Extended “house arrest” has provided me with more time to go through old files and find some “goodies” worthy of being passed along. Here’s one I especially appreciate, since I just turned 86 in mid-month. I’ve edited and added to this and am urging all of you to read it, whatever your own age, because it’s like a short history book. But please remember: This is living history for those of us — of “a certain” age or older — that brings back many wonderful memories, and perhaps evokes a few tears, as we relish re-experiencing so much of our personal “Best of Times.”
We’re the children of what has sometimes been called “The Silent Generation.” Born in the ‘30s and ‘40s, a very special age cohort: the smallest number of children born since the early 1900s. Sometimes we’re called “the last ones” — the final generation born to those still climbing out of the Great Depression. And we can remember ourselves the impact of World War II that rattled every adult’s daily life for years.
We’re the last who knew “ration books” with stamps in them for gas, meat, sugar, shoes. We saved tinfoil and poured cooking fat into empty cans, handing everything over to folks who knew where to give them to aid the war effort. We bought white stuff and mixed it with yellow stuff to make margarine look like butter. We remember milk being delivered to our homes early in the morning, glass bottles left in a special wooden box on the porch; we hoarded the bottles’ tinfoil caps — especially the red and green ones — and took them to school to make decorations for the Christmas tree that was the one and only religious feature of every public school.
We were the last to sit on the floor by a radio big enough to be a piece of living room furniture and hear President Franklin Roosevelt’s assurances about winning the war, and to see Stars hanging in front windows — Blue for family members in service, Gold for those who had died in battle. And we can remember the “VJ Day” parades of Aug. 15, 1945 — almost exactly 75 years ago! — for our victory over Japan. Finally, we saw all the “boys” come home from war, to start building their own adult lives.
We are the last generation that spent childhood without television. Instead, we used our imaginations, sitting on the floor by that large living room radio, creating pictures in our own heads to go with the broadcast words. Not too many years ago, I heard a 9-year-old boy say he liked radio better than TV because “Radio has better pictures!” I’d call him a smart kid because when we were nine, we also could make words into our own head-pictures of whatever we wanted to see.
We played outside, after school and almost all day on weekends, until the street lights came on and Mother called us in for supper. Our games mostly involved balls of one kind or another — boys hit with bats, girls threw against steps and tried to catch before the bounce. Sometimes we would roller-skate. On weekends, we’d go to the movies for cartoons, Westerns and newsreels that showed us glimpses of what the world outside ours was like, although we had little understanding of it.
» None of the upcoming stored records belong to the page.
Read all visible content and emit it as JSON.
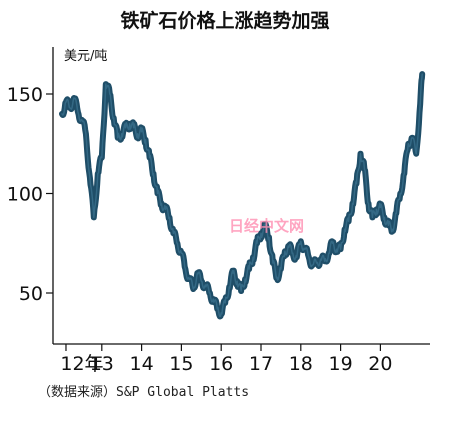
{
  "chart_data": {
    "type": "line",
    "title": "铁矿石价格上涨趋势加强",
    "ylabel": "美元/吨",
    "xlabel": "",
    "source": "（数据来源）S&P Global Platts",
    "ylim": [
      30,
      165
    ],
    "xlim": [
      2012.0,
      2021.2
    ],
    "y_ticks": [
      50,
      100,
      150
    ],
    "x_ticks": [
      {
        "value": 2012.1,
        "label": "12年"
      },
      {
        "value": 2013.0,
        "label": "13"
      },
      {
        "value": 2014.0,
        "label": "14"
      },
      {
        "value": 2015.0,
        "label": "15"
      },
      {
        "value": 2016.0,
        "label": "16"
      },
      {
        "value": 2017.0,
        "label": "17"
      },
      {
        "value": 2018.0,
        "label": "18"
      },
      {
        "value": 2019.0,
        "label": "19"
      },
      {
        "value": 2020.0,
        "label": "20"
      }
    ],
    "grid": false,
    "line_color": "#1f4e68",
    "series": [
      {
        "x": [
          2012.0,
          2012.1,
          2012.2,
          2012.3,
          2012.4,
          2012.5,
          2012.6,
          2012.7,
          2012.8,
          2012.9,
          2013.0,
          2013.1,
          2013.2,
          2013.3,
          2013.4,
          2013.5,
          2013.6,
          2013.7,
          2013.8,
          2013.9,
          2014.0,
          2014.1,
          2014.2,
          2014.3,
          2014.4,
          2014.5,
          2014.6,
          2014.7,
          2014.8,
          2014.9,
          2015.0,
          2015.1,
          2015.2,
          2015.3,
          2015.4,
          2015.5,
          2015.6,
          2015.7,
          2015.8,
          2015.9,
          2016.0,
          2016.1,
          2016.2,
          2016.3,
          2016.4,
          2016.5,
          2016.6,
          2016.7,
          2016.8,
          2016.9,
          2017.0,
          2017.1,
          2017.2,
          2017.3,
          2017.4,
          2017.5,
          2017.6,
          2017.7,
          2017.8,
          2017.9,
          2018.0,
          2018.1,
          2018.2,
          2018.3,
          2018.4,
          2018.5,
          2018.6,
          2018.7,
          2018.8,
          2018.9,
          2019.0,
          2019.1,
          2019.2,
          2019.3,
          2019.4,
          2019.5,
          2019.6,
          2019.7,
          2019.8,
          2019.9,
          2020.0,
          2020.1,
          2020.2,
          2020.3,
          2020.4,
          2020.5,
          2020.6,
          2020.7,
          2020.8,
          2020.9,
          2021.0,
          2021.05
        ],
        "values": [
          140,
          146,
          143,
          148,
          141,
          137,
          130,
          108,
          88,
          110,
          118,
          155,
          150,
          138,
          128,
          130,
          133,
          135,
          133,
          130,
          131,
          127,
          118,
          110,
          100,
          95,
          92,
          88,
          80,
          75,
          70,
          62,
          57,
          52,
          60,
          56,
          54,
          50,
          47,
          42,
          40,
          45,
          53,
          60,
          56,
          51,
          57,
          62,
          68,
          75,
          80,
          83,
          78,
          65,
          58,
          62,
          71,
          73,
          70,
          68,
          76,
          72,
          68,
          64,
          65,
          67,
          66,
          70,
          75,
          72,
          72,
          82,
          86,
          95,
          105,
          120,
          112,
          95,
          88,
          92,
          93,
          88,
          84,
          82,
          90,
          100,
          110,
          125,
          128,
          120,
          145,
          160
        ]
      }
    ]
  },
  "watermark": "日经中文网"
}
What passed for computers were hand-cranked calculators, and our typewriters, driven by finger-power, required “throwing the carriage” at the end of every line and changing old ribbons for new when the first one ran out of ink. Internet and Google were non-existent words for concepts yet unborn. Magazines and newspapers were all meant for adults, except the colorful Sunday “funnies” that we routinely pounced on. But for immediate news, our parents relied on radio reports every evening.
Today, we remain as the Last of the Last: the cohort that had to — and did — learn almost everything through the rather narrow lenses of our own limited experiences.